THE Government should legislate flexi-work, giving eligible employees the right to ask for such work arrangements and making it a duty for employers to consider their requests, Ms Irene Ng (Tampines GRC) suggested yesterday.

She said such a move would force companies to hurry and offer flexible working arrangements.

"Unless the right to apply to work flexibly is enshrined in law, companies will continue to resist the request to provide flexible work arrangements," she noted.

And helping people achieve good work-life balance is key to boosting the birth rate, making the country more liveable and giving Singaporeans a greater sense of belonging, she said.

"We have often spoken about the importance of helping our workers to enjoy a work-life balance but the reality on the ground is that the demand for productivity, to meet growth targets, to cut costs, to take on multiple tasks, is incessant and is being translated to longer hours and more stress for our workers."

She also said the Government will be injecting even more stress into society if it continues to encourage Singaporeans to marry early, have more children and work hard, but then fails to create a strong and consistent work culture which supports families.

Ms Ng supported the call by Dr Janil Puthucheary (Pasir Ris-Punggol GRC) for free travel on public transport before peak hours.

But the move will need to be accompanied by flexi-work, because if people were to go to work at 7.30am, they should be able to leave by 3.30pm, she said.

Her sentiments were shared by Workers' Party MP Lee Li Lian (Punggol East), who said many workers worried that their bosses would lose confidence in their ability to do the job if they asked for flexi-work arrangements.
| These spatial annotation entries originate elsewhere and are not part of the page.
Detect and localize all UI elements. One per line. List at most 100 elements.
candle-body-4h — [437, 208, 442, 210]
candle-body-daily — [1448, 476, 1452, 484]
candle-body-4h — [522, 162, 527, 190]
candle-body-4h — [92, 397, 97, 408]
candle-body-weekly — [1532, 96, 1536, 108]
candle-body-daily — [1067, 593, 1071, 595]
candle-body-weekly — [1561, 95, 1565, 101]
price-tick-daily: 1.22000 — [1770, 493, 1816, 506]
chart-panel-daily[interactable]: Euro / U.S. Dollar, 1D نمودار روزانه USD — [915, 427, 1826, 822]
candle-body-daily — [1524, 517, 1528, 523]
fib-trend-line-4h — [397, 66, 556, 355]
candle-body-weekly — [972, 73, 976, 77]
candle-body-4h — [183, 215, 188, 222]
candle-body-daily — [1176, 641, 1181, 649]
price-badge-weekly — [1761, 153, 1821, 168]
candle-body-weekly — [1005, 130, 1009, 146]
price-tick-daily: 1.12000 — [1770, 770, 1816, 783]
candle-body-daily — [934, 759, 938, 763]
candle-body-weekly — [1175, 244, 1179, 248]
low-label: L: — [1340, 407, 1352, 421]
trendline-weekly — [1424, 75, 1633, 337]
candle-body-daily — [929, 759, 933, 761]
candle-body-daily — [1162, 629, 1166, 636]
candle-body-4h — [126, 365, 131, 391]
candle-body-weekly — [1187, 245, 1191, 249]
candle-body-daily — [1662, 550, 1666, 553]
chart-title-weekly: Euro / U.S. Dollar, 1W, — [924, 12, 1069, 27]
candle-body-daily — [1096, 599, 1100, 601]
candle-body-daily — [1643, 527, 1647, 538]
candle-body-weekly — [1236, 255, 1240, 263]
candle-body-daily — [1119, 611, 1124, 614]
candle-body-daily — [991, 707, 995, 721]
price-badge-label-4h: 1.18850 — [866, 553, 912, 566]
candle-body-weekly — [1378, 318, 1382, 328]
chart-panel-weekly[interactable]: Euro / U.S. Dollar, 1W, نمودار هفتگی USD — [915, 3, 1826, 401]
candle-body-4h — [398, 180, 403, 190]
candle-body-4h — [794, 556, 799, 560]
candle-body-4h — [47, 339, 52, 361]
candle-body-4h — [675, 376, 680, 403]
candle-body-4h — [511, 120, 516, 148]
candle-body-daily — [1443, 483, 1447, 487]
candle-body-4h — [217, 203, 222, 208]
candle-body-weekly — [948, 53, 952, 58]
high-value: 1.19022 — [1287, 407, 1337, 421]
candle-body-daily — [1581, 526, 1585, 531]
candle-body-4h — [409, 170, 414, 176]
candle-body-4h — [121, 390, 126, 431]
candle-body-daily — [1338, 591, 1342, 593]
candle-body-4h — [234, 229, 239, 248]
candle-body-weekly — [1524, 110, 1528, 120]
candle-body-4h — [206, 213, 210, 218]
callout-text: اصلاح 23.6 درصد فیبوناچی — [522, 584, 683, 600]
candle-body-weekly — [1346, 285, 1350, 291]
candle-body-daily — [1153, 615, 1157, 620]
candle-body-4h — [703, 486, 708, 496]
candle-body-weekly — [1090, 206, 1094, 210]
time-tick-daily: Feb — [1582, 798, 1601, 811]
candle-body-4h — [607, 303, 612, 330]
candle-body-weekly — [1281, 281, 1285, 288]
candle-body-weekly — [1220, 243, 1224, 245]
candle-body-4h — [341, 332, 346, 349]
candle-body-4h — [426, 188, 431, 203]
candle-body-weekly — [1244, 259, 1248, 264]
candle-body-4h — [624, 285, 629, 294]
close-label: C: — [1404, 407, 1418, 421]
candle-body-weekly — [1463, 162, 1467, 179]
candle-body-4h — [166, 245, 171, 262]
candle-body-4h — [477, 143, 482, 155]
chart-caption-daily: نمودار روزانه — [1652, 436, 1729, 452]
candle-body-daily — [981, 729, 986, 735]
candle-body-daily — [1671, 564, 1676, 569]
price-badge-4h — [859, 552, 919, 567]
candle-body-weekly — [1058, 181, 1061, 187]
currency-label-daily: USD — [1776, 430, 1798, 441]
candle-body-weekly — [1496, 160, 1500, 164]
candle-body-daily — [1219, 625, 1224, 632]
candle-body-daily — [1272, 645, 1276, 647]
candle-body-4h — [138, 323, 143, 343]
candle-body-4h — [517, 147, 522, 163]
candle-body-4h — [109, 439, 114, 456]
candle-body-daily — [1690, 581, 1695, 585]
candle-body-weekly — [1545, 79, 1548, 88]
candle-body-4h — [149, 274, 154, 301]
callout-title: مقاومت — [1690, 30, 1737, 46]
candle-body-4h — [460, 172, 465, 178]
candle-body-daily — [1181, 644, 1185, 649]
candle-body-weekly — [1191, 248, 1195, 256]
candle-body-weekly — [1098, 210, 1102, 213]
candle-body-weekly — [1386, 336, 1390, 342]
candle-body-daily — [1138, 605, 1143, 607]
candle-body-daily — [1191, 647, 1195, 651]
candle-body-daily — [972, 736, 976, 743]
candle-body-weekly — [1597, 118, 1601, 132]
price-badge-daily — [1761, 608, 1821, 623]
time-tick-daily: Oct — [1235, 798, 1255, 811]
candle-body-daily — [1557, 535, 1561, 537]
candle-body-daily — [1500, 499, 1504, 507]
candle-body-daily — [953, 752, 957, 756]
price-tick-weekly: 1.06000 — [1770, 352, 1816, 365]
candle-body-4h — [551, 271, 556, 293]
"We need to support a shift in mindsets, which can be brought about if the Government takes meaningful steps to institutionalise better flexible work practices," she said.

Ms Lee reiterated her call for an independent commission to be set up to look into work-life balance practices.

The aim would be for the commission to lead public discussions on family-friendly work practices, develop research and promote global best practices on work-life balance, she said.

The commission should also help to develop resources to help businesses create a more pro-family environment, she added.